Tour for Diversity in Medicine

A Personal Story: First Know Who You are and Then Adorn Accordingly

Those of you who joined us for the inaugural tour, heard repeatedly “know you are”, “make sure can tell your story”, “have the medical school believe in you.”  Some of you might have asked yourself, “um what does that mean?”  So for you and our new followers, I wanted to share my story.

The title of this piece, pretty much sums up want I want to say, so if you’ve got an organic test tomorrow, please free to go back to studying, but for those with a little more time to spare, I’ll expand.  I was one of those students who always wanted to be a doctor—I say always but that’s probably because it’s the one that stuck—admittedly I did have aspirations of being a  professional ice skater, and broadway star, but quickly my lack of athletic prowess and natural down deafness ruled those out. Early on, I shared this with a prominent doctor in my life—my pediatrician who was actually the only doctor in my life—and was lucky to have him take an interest in me.  This turned into shadowing opportunities and several in depth conversations that made me answer the question, who are you?  At that point, I thought I was just a high school student being raised by a single mom who wanted to be a doctor.  However, in college I was able to further elucidate this.

As a freshman, I took basically every opportunity to be engaged that came my way.  Truly sometimes they didn’t make sense but they interested me.  I didn’t realize at that time but this was part of me developing who I was/would be.  I participated in the premedical activities but also many that political science and law folks did. I even ended up as chairman of our judicial board—a role that had been “strictly” for pre-law folks for sometime.    Each experience I had gave me the opportunity to learn something new and helped me become a more engaged and proactive individual.  Many may not have realized that there was a method to my madness. I wasn’t in college just to make myself a good pre-med student—I was in college to make myself the person and doctor I could be.

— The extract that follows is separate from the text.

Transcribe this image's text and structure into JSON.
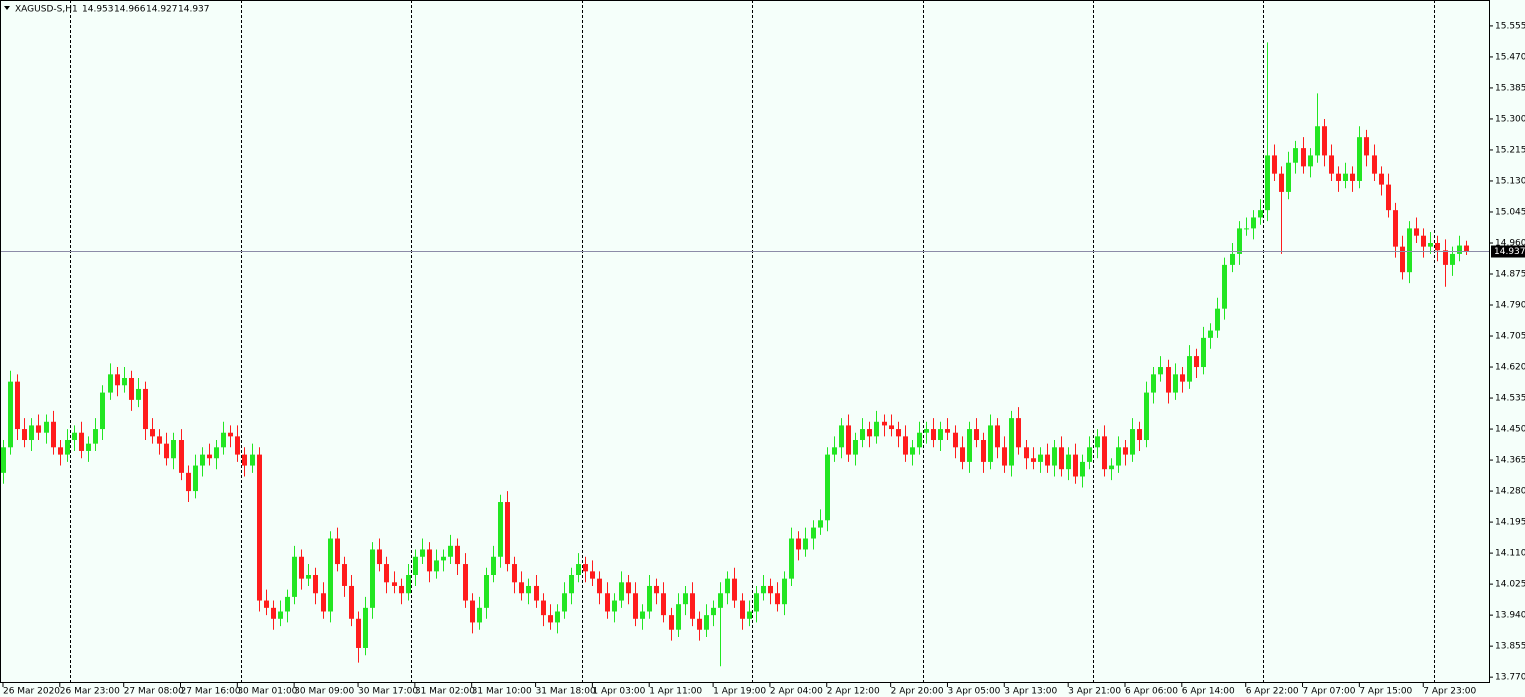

As I was preparing for medical school application, I returned to the question of “who am I” for my personal statement, but the biggest test for my answer to this came from my pre-med advisor.  As part of the interview to prepare our summary recommendation letter, she asked me bluntly “Do you really want to be a doctor or is this just the hardest thing you could figure out to do?  Your resume is so diverse and full of non-premed things.”  To this I answered: I don’t just want to be a pre-med student. I want to be a doctor and as doctor I am going to have to make hard decisions everyday—the judicial board has prepared me to be able to do that and do it wisely.  As a doctor, I won’t work only with doctors everyday, I’ll work with patients and my interactions with people from all my activities will prepare me to be able to interact with all types of patients.  My patients will be from all walks of life and learning to be of service to communities now will make me a better doctor.  I may start out as a pre-med student raised by a single mom in the suburbs of Texas, but I know that I will be a doctor and I will be a good doctor because I know where I’ve been, where I’m going and my experiences weren’t just for fun or to fill my resume, they have helped define me as a person.

She responded, “good answer.”  However, truly I could have probably just easily have said “I know who I am, and I have adorned accordingly.”